If we assume that two vertices of the triangle lie on the $x$-axis (which can be obtained by rotation and translation) then the vertices are $(0,0)$, $(x_1,0)$ and $(x_2,y_2)$. Let us try to find the equations of the altitudes.
The first one is easy $x=x_2 \qquad (1).$
What about second one? We want to find a line with normal vector $(x_2-x_1,y_2)$ which goes trough the point $(0,0)$. (We know the normal vector since the line has to be to perpendicular on the segment connecting the points $(x_1,0)$ and $(x_2,y_2)$.) Using standard form of the equation of line we get $(x_2-x_1)x+y_2y=0 \qquad (2).$
The third of them: We are looking for a line with normal vector $(x_2,y_2)$ which goes through the point $(x_1,0)$. This gives the equation $x_2x+y_2y=x_2x_1 \qquad (3).$
The only one thing is missing - to show that the system of linear equations (1), (2) and (3) has a solution.

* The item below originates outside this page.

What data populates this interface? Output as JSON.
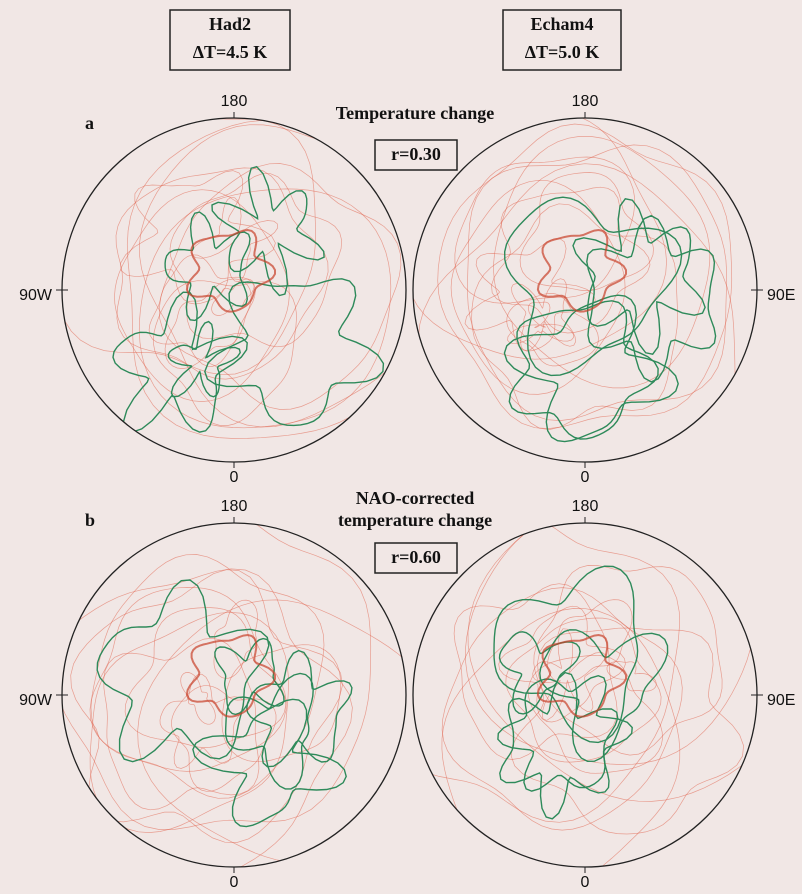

I think that the solution would not be much more complicated even without the assumption that $y_1=0$ (i.e. without using the rotation). But I would say that moving one of the vertices to $(0,0)$ simplifies things a little. (EDIT: But I agree with Srivatsan's comment that working out the details of the actual computation could be messy.)